Оторвавшись от воспоминаний, я внимательно глянула на мелкую, тощую — в чем душа держится? — Эсфирь. Неужели она тоже воевала? Представить это у меня не хватало воображения. Правда, с войны прошло четверть века, но выше-то ростом она не была. Единственно голос у нее был подходящий: грубый, командирский. Таким голосом она сейчас объясняла мне, что в боксе с малышом лежит еще ребенок, девочка девяти месяцев, зовут Оксанка, и я должна буду за ней ухаживать, не даром же меня здесь держать. Мы уже шли коридором, я везла ногами непомерные тапочки и была на все согласна.

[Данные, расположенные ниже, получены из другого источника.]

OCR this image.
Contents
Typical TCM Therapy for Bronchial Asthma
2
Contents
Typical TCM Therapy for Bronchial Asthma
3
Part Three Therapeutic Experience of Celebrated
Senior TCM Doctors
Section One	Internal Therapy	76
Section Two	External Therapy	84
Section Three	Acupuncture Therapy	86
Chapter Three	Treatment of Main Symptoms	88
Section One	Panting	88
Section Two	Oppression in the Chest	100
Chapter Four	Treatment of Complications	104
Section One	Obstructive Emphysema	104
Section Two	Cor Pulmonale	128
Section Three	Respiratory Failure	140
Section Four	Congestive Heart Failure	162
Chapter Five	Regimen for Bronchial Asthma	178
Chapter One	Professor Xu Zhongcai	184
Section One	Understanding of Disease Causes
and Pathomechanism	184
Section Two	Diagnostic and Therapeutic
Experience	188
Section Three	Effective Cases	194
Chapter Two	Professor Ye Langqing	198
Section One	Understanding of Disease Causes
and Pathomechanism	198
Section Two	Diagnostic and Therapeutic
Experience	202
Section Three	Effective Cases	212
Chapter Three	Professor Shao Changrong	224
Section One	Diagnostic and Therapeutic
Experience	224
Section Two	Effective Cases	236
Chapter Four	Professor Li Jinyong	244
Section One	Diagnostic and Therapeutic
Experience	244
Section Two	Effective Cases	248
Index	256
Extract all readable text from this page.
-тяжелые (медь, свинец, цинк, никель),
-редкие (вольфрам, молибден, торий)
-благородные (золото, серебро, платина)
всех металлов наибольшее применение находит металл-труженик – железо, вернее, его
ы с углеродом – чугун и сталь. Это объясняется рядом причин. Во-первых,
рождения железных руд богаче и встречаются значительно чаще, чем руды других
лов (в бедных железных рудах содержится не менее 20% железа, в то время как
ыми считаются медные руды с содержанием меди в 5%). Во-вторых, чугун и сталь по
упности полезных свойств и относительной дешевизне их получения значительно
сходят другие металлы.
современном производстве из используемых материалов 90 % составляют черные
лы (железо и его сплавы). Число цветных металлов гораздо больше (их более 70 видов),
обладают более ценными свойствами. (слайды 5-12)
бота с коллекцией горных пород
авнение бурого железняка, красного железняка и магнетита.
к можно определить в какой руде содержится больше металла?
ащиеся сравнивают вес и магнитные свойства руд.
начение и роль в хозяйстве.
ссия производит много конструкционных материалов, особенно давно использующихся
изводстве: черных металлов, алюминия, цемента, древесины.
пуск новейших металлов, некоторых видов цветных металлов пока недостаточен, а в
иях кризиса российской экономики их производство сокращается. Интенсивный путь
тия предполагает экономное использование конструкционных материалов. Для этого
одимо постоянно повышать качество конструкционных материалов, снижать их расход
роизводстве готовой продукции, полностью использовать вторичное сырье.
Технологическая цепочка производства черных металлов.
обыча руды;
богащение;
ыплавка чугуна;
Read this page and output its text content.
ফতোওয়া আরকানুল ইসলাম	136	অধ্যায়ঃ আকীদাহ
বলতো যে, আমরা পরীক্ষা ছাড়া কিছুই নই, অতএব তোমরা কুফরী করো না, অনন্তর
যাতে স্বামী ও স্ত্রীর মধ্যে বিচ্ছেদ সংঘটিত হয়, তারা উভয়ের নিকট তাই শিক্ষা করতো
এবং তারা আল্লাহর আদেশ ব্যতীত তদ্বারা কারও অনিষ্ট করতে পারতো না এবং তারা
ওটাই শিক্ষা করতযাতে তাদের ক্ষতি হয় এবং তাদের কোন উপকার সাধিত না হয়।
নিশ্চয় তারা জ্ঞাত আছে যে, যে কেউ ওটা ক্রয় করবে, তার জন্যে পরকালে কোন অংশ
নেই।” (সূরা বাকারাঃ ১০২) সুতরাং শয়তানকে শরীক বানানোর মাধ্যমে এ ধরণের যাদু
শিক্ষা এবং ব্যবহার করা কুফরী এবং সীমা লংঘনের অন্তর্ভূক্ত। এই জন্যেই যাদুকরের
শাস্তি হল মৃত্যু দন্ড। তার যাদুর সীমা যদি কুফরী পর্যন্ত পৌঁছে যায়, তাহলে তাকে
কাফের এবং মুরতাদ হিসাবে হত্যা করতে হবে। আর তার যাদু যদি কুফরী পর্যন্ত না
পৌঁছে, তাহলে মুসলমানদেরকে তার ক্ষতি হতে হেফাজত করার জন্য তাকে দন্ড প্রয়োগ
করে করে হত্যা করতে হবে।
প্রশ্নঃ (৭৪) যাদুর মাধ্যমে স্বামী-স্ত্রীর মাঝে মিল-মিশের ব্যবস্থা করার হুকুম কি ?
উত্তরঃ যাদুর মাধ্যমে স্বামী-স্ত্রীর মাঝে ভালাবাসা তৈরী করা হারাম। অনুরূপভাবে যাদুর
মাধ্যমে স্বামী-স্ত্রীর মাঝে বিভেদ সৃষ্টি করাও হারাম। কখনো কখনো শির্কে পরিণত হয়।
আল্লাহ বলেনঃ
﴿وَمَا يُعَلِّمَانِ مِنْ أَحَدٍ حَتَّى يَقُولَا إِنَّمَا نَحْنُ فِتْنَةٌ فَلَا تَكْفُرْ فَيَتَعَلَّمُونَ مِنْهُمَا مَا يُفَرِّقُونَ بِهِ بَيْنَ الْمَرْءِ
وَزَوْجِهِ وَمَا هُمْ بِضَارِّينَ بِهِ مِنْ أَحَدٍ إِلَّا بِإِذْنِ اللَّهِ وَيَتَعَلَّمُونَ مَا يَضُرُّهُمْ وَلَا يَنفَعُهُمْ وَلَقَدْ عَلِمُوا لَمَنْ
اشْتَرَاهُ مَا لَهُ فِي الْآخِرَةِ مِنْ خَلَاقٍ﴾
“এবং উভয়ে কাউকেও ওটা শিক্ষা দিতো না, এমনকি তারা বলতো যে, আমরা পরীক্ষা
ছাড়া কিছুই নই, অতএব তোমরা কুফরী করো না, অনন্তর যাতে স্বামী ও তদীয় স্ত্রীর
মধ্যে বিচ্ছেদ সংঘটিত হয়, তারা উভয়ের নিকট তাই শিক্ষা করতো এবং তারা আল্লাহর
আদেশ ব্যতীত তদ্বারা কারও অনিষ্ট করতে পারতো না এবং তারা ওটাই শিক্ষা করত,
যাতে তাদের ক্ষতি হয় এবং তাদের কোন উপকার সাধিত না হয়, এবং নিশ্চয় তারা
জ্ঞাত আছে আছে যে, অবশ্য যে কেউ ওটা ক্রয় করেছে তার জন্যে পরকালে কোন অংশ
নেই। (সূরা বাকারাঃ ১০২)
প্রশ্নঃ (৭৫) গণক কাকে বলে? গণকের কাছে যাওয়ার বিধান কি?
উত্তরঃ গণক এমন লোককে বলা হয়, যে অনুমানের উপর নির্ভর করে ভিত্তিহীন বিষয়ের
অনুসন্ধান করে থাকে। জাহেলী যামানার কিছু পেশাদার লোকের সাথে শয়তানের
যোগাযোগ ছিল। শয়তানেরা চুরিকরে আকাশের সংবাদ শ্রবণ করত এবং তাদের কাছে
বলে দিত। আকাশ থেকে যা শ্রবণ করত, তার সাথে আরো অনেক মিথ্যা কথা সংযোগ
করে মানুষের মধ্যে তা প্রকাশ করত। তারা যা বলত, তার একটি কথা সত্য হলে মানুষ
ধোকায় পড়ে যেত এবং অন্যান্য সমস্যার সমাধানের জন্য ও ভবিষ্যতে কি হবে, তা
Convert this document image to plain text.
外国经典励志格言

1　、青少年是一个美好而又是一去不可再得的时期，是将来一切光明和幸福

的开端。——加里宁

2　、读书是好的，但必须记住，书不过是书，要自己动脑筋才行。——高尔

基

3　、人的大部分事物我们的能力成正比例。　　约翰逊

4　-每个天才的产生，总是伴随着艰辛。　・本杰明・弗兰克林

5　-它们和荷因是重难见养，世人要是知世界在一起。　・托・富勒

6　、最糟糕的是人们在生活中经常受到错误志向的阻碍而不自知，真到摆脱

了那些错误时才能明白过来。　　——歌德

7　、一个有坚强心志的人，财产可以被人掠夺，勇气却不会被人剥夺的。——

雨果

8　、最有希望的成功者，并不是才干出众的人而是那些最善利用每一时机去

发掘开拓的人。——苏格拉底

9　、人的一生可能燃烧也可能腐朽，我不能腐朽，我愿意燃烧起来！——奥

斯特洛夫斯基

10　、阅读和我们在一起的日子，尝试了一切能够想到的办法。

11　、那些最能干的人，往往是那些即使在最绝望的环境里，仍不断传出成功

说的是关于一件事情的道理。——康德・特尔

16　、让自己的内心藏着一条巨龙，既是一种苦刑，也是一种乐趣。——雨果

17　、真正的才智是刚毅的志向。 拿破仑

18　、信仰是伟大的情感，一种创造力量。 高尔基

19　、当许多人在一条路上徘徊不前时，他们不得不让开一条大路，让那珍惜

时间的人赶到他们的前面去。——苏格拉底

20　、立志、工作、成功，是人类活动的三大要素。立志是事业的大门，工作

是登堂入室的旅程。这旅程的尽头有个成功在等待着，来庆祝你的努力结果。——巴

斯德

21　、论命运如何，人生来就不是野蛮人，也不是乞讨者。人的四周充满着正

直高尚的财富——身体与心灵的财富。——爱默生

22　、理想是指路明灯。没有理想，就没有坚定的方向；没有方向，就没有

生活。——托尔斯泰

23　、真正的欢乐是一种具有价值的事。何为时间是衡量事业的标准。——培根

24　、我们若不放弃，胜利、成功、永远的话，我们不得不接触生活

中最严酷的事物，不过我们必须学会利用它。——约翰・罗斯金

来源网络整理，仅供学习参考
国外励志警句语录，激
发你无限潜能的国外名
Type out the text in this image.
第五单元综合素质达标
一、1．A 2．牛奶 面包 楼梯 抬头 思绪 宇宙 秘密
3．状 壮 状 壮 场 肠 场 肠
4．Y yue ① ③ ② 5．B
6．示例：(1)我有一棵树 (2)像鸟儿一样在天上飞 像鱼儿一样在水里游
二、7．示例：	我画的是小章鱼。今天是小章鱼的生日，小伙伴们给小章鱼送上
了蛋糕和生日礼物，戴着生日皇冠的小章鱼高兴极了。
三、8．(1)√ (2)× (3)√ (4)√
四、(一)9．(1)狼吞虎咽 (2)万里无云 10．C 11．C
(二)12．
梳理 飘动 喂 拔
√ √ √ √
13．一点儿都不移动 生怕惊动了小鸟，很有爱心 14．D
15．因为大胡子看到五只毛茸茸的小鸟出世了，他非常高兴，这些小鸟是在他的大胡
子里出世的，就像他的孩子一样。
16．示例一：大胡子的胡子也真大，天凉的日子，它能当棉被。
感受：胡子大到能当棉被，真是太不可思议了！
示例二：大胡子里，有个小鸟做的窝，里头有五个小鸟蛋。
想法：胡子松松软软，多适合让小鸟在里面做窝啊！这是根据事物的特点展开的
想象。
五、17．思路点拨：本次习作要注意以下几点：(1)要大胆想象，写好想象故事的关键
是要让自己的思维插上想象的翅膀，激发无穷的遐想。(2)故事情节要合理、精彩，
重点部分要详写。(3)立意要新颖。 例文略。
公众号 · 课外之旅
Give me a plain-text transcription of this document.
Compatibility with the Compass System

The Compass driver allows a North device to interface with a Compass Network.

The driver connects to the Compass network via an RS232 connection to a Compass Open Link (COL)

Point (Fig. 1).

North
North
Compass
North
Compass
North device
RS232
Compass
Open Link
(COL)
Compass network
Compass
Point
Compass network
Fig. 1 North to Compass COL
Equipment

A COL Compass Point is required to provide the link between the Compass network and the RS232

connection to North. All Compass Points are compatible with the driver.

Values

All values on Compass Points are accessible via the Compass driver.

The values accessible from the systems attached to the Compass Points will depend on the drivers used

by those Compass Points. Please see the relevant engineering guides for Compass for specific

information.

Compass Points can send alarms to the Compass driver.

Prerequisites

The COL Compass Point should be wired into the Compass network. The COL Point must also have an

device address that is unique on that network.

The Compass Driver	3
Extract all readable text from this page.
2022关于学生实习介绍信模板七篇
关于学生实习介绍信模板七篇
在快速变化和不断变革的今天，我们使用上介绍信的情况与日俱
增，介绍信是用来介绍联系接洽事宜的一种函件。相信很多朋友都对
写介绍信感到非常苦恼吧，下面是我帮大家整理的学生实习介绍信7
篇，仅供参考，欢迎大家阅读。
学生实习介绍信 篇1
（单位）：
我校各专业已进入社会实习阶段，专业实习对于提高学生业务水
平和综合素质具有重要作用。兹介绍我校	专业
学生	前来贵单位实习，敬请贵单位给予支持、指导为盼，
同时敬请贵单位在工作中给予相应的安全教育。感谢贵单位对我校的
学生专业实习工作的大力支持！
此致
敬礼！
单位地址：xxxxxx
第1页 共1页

Дети спали. Девочка неслышно, а малыш беспокойно ворочался, заметно подхрипывал легкими. Сомкнутые веки были красноваты, должно быть, малыш плакал перед сном. Как ему, наверно, было плохо и страшно здесь одному, без меня, среди чужих людей в белых халатах, которых он отчаянно боялся с первой болезни. Я потрогала ему лоб, он был в испарине, но не особенно горяч, температура определенно спадала. Старая ведьма Эсфирь была права: он был не такой тяжелый, чтобы паниковать, но со мной ему так или иначе, но будет легче. С этой мыслью я притулилась к его кроватке и чутко, вполглаза уснула. Огромный день измочалил и вымотал полностью, уже до конца.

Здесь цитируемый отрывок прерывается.